Este mismo autor nos asegura que el amor erótico no es algo que “nos llega” sino que “es un especial modo de existir que sobreviene en nuestra intimidad”. Con todo, el amor es una facultad y no un objeto, como diría Erich Fromm. Y que hay que tomar en cuenta el valor exuberante del sujeto amante. Se puede afirmar también, siguiendo al autor de El arte de amar que “el amor erótico es el anhelo de fusión completa, de unión con una única otra persona”. Es desde ese enfoque que nos ubicamos en la lectura particular del poemario de Víctor Parra: Al borde del estallido (2009), publicado por el Sistema Nacional de Imprentas Aragua bajo el signo de la editorial El Perro y la Rana.
El acto del amor, del sexo, se convierte en un ritual, en un acto simbólico reflejado en la palabra; el yo poético es un yo erótico. Se da la polaridad, la alteridad, el reflejo en el otro de la propia capacidad de amar. La persona amada sufre una transfiguración, también el lenguaje, a través de la metáfora, la palabra sublimada, dotada de alas para volar en su propio universo poético.
En este lugar
soy hoja
perdida en el otoño
deshauciado
leño
Que la pena suscribe (33)
Predomina la verticalidad del texto, dándole a la estructura una forma fálica. El lector se ve obligado a realizar una lectura espasmódica del poema, lo cual transmite desasosiego.

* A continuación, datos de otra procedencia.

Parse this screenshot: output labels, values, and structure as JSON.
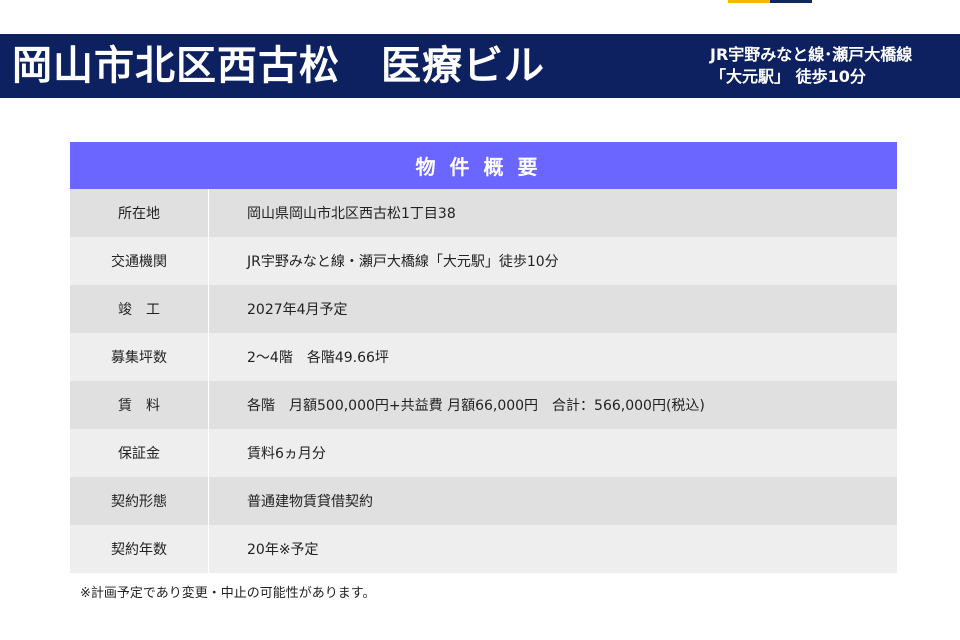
{
  "header": {
    "title": "岡山市北区西古松　医療ビル",
    "access_line1": "JR宇野みなと線･瀬戸大橋線",
    "access_line2": "「大元駅」 徒歩10分"
  },
  "colors": {
    "header_bg": "#0d2060",
    "table_head_bg": "#6a66ff",
    "row_dark": "#e0e0e0",
    "row_light": "#eeeeee",
    "accent_yellow": "#f5b800"
  },
  "table": {
    "heading": "物件概要",
    "rows": [
      {
        "label": "所在地",
        "value": "岡山県岡山市北区西古松1丁目38"
      },
      {
        "label": "交通機関",
        "value": "JR宇野みなと線・瀬戸大橋線「大元駅」徒歩10分"
      },
      {
        "label": "竣　工",
        "value": "2027年4月予定"
      },
      {
        "label": "募集坪数",
        "value": "2～4階　各階49.66坪"
      },
      {
        "label": "賃　料",
        "value": "各階　月額500,000円+共益費 月額66,000円　合計：566,000円(税込)"
      },
      {
        "label": "保証金",
        "value": "賃料6ヵ月分"
      },
      {
        "label": "契約形態",
        "value": "普通建物賃貸借契約"
      },
      {
        "label": "契約年数",
        "value": "20年※予定"
      }
    ]
  },
  "note": "※計画予定であり変更・中止の可能性があります。"
}
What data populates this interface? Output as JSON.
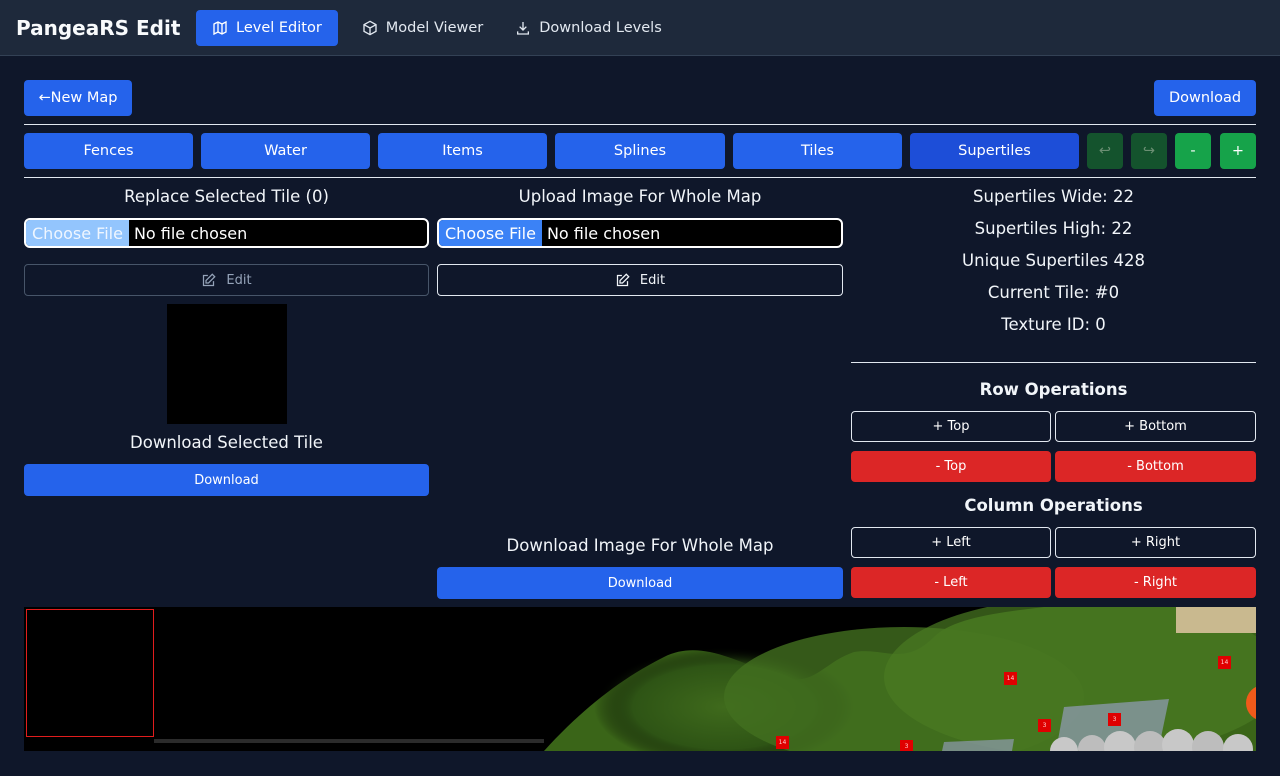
{
  "brand": "PangeaRS Edit",
  "nav": [
    {
      "label": "Level Editor",
      "icon": "map-icon",
      "active": true
    },
    {
      "label": "Model Viewer",
      "icon": "cube-icon",
      "active": false
    },
    {
      "label": "Download Levels",
      "icon": "download-icon",
      "active": false
    }
  ],
  "toolbar": {
    "new_map": "←New Map",
    "download": "Download"
  },
  "tabs": [
    "Fences",
    "Water",
    "Items",
    "Splines",
    "Tiles",
    "Supertiles"
  ],
  "tool_buttons": {
    "undo": "↩",
    "redo": "↪",
    "minus": "-",
    "plus": "+"
  },
  "left": {
    "replace_title": "Replace Selected Tile (0)",
    "choose_file": "Choose File",
    "no_file": "No file chosen",
    "edit": "Edit",
    "download_title": "Download Selected Tile",
    "download": "Download"
  },
  "middle": {
    "upload_title": "Upload Image For Whole Map",
    "choose_file": "Choose File",
    "no_file": "No file chosen",
    "edit": "Edit",
    "download_title": "Download Image For Whole Map",
    "download": "Download"
  },
  "stats": {
    "wide": "Supertiles Wide: 22",
    "high": "Supertiles High: 22",
    "unique": "Unique Supertiles 428",
    "current": "Current Tile: #0",
    "texture": "Texture ID: 0"
  },
  "rows": {
    "title": "Row Operations",
    "add_top": "+ Top",
    "add_bottom": "+ Bottom",
    "rm_top": "- Top",
    "rm_bottom": "- Bottom"
  },
  "cols": {
    "title": "Column Operations",
    "add_left": "+ Left",
    "add_right": "+ Right",
    "rm_left": "- Left",
    "rm_right": "- Right"
  },
  "map_markers": [
    "14",
    "14",
    "3",
    "3",
    "14",
    "3"
  ],
  "colors": {
    "primary": "#2563eb",
    "danger": "#dc2626",
    "success": "#16a34a",
    "background": "#0f172a",
    "header": "#1e293b"
  }
}
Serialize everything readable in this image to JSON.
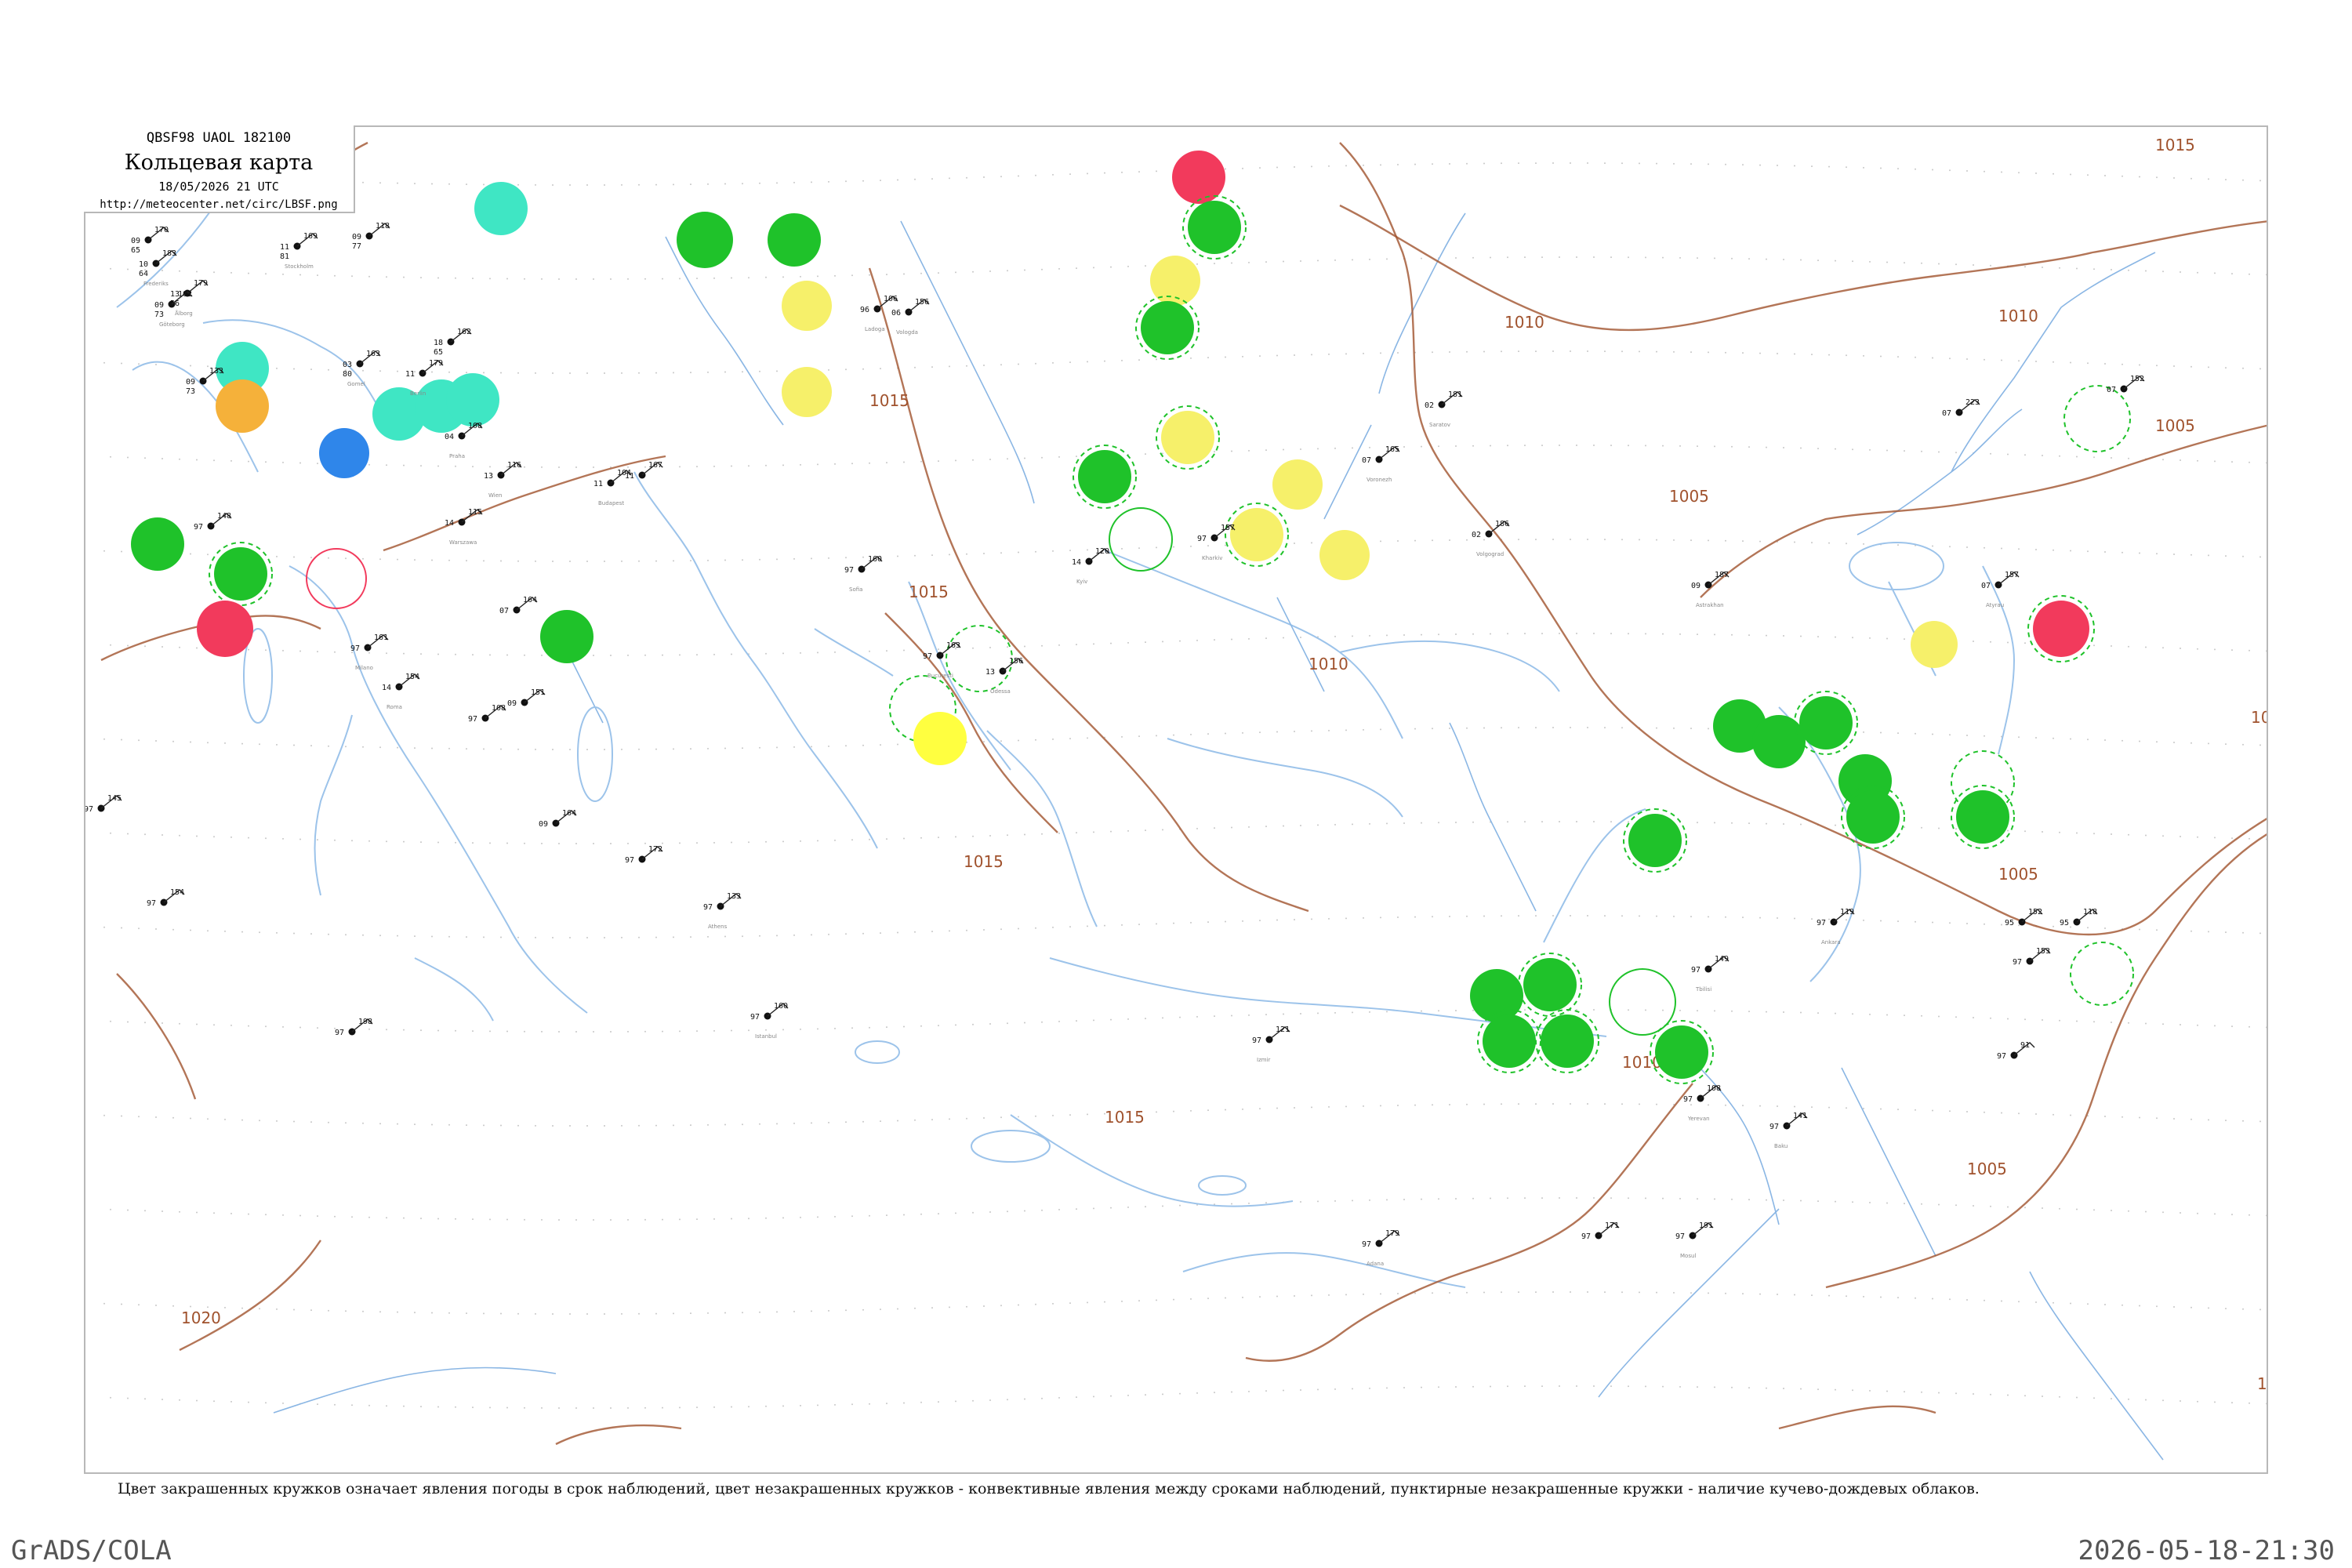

Es evidente la llamada raíz genital del amor, el deseo de fusión que da inicio a la fase de simbiosis, de compenetración de los dos amantes que se convierten en uno superando el aislamiento:
Nada impide
este encuentro
de dos juntos

bajo luna menguante

dos pliegues

ondulantes
somos (37)
En estos textos sexuados y en cortados versos abundan las menciones a zonas erógenas del cuerpo: “… mi labio/ busca/su boca/ dormida/ al beso” (18); “Tu/ lengua/ que/ aborda/ Despliega/ Transita/ Detiene/ su voracidad/ contenida” (30”; “Tu/ gruta/ convida/ al grito/ del amor/ Consumado” (31); y este poema que da nombre al poemario:
Mi boca
frágil
movimiento
traza
indetenible
prende
una
señal
Te pone
absorta

Al borde

Del estallido (53)
El poemario está impregnado del deseo persistente del alter ego femenino, el amor es hoguera que consume, leña encendida, unión que “coronas con un grito” (12). La metáfora es valle, bosque: “te doy/ mi cálido/ jardín” (49). Lo demás es explícito, nostalgia, espera, noches sin dormir: “Cuando/ no me/ veas/ Olisquea/ mi celo/ en la distancia”.
Víctor Parra asume con este poemario un reto y un riesgo a la vez. No en vano manifiesta que este trabajo es producto de más de dos años de ejercicio poético, de intentos, de flujos y reflujos, de buscar la palabra que ilumine el sendero, que identifique al lector con la vivencia, pero sin perder la calidad del texto. Lo cual es harto difícil en un tema tan manoseado como este del erotismo desde la poesía, sin caer en lo vulgar, en la palabra rastrera, en la manida grosería en que caen algunos autores con la excusa de parecer auténticos y de reflejar el color local.